No contingency plan will be perfect and you will likely have to tweak it as you go. But having plans in place will make it much easier to act when the situation calls for it.
6. Accept the unknown and never stop learning
While we can make educated guesses, the truth is, we don’t know what’s around the corner. Hiring during a pandemic was far from most of our minds in 2019. To meet this uncertainty, all we can do is remain flexible and prepared to act.
There will be bumps in the road. It’s crucial we acknowledge these bumps, learn from them and keep going. By nature, recruiters are resilient beings. While the industry faces challenges, we know teams worldwide will find ways to manage them.
COVID-19 has made hiring unpredictable.
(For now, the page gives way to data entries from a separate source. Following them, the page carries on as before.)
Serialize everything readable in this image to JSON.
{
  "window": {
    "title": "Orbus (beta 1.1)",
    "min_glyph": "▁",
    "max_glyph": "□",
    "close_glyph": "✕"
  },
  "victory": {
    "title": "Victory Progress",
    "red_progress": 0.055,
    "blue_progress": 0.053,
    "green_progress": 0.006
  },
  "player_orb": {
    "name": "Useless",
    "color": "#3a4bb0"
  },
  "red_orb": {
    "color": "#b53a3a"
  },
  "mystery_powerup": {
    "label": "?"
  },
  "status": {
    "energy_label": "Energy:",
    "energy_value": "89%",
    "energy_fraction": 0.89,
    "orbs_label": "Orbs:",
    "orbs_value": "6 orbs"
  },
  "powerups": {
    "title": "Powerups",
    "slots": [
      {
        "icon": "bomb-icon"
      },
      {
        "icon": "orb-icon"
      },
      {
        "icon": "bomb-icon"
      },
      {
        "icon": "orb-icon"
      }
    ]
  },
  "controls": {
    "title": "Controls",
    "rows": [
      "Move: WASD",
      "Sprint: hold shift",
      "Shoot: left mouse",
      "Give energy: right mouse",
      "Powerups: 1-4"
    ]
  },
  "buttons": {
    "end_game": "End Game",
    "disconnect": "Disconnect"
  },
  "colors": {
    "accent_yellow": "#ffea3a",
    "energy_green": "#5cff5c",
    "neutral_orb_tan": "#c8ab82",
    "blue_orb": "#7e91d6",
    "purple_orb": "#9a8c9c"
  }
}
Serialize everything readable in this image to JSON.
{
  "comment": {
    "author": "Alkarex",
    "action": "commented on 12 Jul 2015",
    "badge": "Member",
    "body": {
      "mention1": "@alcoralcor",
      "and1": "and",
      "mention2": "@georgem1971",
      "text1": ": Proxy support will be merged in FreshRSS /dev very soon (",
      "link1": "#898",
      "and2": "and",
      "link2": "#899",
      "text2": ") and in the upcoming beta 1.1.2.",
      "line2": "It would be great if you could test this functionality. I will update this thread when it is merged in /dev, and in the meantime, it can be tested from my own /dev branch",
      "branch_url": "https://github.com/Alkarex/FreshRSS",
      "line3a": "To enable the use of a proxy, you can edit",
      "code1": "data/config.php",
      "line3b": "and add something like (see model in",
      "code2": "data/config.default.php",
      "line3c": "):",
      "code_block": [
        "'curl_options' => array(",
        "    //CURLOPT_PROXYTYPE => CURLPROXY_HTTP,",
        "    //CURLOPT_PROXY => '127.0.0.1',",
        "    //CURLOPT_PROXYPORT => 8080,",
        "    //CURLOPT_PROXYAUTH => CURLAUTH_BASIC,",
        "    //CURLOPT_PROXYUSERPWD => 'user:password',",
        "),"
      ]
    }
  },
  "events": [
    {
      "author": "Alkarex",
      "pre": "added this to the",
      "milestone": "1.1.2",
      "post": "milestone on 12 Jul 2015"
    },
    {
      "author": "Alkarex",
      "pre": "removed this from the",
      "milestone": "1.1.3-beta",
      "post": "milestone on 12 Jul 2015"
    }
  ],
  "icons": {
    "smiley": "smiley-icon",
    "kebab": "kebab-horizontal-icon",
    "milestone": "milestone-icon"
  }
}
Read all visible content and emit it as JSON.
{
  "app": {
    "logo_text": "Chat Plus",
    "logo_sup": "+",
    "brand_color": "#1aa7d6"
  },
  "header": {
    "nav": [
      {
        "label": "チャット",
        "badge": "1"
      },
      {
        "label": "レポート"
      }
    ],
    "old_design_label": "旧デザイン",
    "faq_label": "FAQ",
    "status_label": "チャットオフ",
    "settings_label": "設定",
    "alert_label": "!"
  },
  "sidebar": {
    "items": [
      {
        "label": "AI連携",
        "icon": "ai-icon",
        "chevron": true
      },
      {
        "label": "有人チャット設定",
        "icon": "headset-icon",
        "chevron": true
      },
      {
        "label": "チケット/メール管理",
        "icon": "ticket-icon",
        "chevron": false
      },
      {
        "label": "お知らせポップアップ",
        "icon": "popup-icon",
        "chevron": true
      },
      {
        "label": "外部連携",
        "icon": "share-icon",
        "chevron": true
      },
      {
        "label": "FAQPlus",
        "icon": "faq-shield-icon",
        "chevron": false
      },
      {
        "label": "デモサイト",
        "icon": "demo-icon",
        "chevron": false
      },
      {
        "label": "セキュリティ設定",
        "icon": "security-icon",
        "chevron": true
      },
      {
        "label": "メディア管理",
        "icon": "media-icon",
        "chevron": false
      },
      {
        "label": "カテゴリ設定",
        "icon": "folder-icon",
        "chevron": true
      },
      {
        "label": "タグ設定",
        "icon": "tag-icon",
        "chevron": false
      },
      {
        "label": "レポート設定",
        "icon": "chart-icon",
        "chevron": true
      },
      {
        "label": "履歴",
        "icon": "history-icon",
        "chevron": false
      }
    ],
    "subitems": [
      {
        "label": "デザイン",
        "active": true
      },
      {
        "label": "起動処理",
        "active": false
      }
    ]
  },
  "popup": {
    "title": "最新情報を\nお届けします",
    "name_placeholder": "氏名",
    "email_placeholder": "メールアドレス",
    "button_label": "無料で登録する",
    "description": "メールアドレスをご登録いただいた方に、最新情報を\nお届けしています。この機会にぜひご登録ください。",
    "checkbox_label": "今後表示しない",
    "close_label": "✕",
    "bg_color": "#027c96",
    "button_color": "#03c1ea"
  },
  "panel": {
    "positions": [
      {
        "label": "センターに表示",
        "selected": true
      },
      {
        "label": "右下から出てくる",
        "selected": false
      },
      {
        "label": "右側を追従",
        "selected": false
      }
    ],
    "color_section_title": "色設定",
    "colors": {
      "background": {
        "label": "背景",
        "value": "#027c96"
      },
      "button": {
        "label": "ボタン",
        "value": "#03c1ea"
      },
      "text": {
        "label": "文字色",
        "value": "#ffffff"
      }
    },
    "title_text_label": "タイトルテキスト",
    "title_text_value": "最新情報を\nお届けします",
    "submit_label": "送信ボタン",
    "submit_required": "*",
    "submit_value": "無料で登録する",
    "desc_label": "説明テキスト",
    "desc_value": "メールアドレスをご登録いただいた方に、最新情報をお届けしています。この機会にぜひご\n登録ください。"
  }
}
Recruiters in all sectors must now prepare for hiring frenzies and freezes, pivoting organisations and changing candidate attitudes.
In order to meet these challenges, recruiters must remain flexible.
Recruiters can do this by:
- Creating talent pools
- Keeping up with company objectives
- Improving the recruitment process
- Catering to candidate needs
- Creating contingency plans
- Accepting the unknown
All in all, the hiring landscape is not totally uncertain. We are certain things will change. Thanks to technology and the experiences the industry has already had with COVID-19, adapting to these changes is a little easier to do.